The HHSAA probably never had an easier time picking a top seed for a tournament.
Punahou drew the No. 1 spot for the Stanford Carr Development Girls Water Polo State Championship today.
The ILH champions have won the tournament in each of the last eight years and are favorites to add another beginning May 4 at the Duke Kahanamoku Aquatic Complex.
Punahou meets the winner between Hawaii Prep and Kaiser on Thursday. The Buffanblu are a perfect 30-0 in the tournament dating back to 2004.
OIA champion Kahuku, which is still drying off from winning the OIA title (their seventh straight) over Roosevelt a little over an hour ago, is the second seed and will face either Baldwin or Kapolei.
The Red Raiders have been knocked out of every tournament since 2004 by an ILH team.
KS-Hawaii is the third seed and meets either Kamehameha or Kalani. Lahainaluna wraps up Lalelei Mataafa‘s career as the fourth seed against either Roosevelt of Waialua.
Mataafa needs six goals to match former Lahainaluna standout Moana Tuipolotu for most goals (15) for a Maui player in state tournament history (In winner’s bracket games only). Former Kamehameha standout Nanea Fujiyama holds the record with 36 and will not be threatened this year.
Here are the complete brackets:
2016 HHSAA girls water polo bracket(1)
Lalelei has 28 goals through three years at state tournament.

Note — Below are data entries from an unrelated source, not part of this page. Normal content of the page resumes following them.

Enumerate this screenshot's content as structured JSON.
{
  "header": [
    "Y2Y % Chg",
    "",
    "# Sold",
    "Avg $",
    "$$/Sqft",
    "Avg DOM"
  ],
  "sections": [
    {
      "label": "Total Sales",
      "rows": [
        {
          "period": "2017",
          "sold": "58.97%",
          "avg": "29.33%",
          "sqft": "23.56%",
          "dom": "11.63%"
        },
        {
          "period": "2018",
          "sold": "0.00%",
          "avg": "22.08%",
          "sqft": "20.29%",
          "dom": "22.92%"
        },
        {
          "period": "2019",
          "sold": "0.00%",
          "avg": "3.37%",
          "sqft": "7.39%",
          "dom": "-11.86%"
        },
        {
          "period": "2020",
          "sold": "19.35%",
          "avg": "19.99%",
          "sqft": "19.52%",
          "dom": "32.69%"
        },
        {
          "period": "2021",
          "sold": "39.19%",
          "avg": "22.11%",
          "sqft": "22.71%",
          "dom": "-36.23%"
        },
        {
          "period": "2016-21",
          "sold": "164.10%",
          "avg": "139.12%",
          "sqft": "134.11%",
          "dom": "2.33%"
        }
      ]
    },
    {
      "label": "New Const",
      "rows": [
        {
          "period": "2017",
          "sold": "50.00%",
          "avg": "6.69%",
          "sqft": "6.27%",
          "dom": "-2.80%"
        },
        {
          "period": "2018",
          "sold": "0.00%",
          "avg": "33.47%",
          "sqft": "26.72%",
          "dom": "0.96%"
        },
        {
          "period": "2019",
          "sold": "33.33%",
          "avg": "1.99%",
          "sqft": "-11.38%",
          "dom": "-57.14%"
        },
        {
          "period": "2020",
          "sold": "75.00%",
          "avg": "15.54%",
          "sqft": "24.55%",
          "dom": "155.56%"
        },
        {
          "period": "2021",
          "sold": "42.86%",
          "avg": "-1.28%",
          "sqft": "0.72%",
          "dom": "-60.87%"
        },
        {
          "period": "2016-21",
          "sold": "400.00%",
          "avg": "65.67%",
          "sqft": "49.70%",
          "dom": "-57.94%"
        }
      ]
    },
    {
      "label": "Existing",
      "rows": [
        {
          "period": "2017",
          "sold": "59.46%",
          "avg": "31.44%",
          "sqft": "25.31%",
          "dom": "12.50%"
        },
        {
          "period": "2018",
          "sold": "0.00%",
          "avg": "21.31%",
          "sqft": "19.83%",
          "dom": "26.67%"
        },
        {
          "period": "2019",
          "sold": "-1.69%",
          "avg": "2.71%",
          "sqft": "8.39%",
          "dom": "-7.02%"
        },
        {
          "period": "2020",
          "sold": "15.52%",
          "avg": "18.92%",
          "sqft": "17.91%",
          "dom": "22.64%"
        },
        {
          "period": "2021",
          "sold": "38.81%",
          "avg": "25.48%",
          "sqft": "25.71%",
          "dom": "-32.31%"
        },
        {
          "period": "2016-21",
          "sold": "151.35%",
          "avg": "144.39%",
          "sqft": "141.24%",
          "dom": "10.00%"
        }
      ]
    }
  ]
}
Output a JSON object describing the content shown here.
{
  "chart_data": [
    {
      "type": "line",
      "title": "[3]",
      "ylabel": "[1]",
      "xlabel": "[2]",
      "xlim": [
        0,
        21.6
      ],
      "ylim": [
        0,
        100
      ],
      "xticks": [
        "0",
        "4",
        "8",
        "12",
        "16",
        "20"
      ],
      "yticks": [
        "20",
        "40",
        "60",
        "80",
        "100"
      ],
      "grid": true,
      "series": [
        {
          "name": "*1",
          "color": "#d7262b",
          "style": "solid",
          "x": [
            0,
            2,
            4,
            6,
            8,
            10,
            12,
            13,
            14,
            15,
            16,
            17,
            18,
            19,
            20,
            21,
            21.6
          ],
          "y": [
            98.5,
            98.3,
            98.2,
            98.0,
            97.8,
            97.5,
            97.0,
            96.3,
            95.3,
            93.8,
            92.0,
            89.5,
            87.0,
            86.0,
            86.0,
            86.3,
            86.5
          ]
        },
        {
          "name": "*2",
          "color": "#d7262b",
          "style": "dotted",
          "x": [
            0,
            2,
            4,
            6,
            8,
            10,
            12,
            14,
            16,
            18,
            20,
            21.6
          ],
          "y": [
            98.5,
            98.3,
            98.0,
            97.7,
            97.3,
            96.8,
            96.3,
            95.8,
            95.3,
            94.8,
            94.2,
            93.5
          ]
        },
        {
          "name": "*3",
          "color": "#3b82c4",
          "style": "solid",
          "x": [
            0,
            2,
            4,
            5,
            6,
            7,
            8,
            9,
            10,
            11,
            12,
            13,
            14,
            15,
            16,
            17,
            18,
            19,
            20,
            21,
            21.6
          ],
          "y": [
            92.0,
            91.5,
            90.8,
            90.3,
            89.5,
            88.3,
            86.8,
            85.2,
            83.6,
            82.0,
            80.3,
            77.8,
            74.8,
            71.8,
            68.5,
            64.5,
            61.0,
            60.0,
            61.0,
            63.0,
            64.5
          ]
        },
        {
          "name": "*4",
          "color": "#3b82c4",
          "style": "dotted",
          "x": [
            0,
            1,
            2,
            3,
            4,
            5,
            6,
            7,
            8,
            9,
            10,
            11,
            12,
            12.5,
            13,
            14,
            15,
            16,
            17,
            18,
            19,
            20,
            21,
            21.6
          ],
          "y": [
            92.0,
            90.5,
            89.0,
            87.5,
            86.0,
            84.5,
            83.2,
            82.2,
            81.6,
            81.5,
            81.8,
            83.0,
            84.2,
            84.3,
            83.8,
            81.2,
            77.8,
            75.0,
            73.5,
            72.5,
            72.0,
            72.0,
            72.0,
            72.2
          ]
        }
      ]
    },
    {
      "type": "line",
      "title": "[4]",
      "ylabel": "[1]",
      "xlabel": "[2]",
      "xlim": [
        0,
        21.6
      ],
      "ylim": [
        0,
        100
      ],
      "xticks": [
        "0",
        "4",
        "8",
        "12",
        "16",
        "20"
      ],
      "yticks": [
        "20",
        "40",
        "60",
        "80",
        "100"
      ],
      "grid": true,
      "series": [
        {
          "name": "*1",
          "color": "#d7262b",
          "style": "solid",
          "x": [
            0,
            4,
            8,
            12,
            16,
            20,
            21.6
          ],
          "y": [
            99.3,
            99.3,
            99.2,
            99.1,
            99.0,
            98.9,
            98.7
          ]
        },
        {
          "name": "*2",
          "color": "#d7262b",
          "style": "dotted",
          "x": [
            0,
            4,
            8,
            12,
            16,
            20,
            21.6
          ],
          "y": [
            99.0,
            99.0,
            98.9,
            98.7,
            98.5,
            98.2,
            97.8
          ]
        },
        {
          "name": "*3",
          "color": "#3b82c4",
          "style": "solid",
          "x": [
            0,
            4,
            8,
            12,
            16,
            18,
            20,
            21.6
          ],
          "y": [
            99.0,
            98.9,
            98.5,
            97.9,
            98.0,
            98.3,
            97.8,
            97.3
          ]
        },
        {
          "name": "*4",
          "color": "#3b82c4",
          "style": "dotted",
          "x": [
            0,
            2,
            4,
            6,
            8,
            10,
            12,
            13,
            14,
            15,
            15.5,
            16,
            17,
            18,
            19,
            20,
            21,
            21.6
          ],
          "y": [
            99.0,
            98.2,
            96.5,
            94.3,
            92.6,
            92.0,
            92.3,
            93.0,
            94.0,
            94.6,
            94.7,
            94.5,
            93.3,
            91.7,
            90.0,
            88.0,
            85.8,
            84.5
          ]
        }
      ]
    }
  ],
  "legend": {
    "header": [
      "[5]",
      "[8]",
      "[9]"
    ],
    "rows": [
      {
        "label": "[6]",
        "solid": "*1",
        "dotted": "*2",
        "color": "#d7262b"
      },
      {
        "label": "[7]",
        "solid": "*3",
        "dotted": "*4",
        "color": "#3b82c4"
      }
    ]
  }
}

Thanks, Gator, I will check it, but I think the discrepancy is I only counted winner’s bracket games. 3+3+3=9. I will clarify it.
Oh I see
30-0, wow! I guess we all know who will be winning states again.
We’ll once again see a dual ILH vs OIA semifinals with Punahou easily beating Kamehameha in the finals. Punahou is a little more dominant than usual this year
That 30-0 stat is interesting and made me want to look at a few more stats.
ILH vs non-ILH prior to this year: 56-1
All 6 of the current BIIF teams have appeared in the tournament at least twice.
3 MIL teams (Seabury, King Kekaulike, Maui), and 2 ILH teams (Pac5, Le Jardin) have never made the tournament.
9 of the 17 OIA teams have never made the tournament and this year is Waialua’s first appearance. And interesting to see that 3 of the biggest OIA schools in Campbell, Waipahu, and Farrington that have never made states.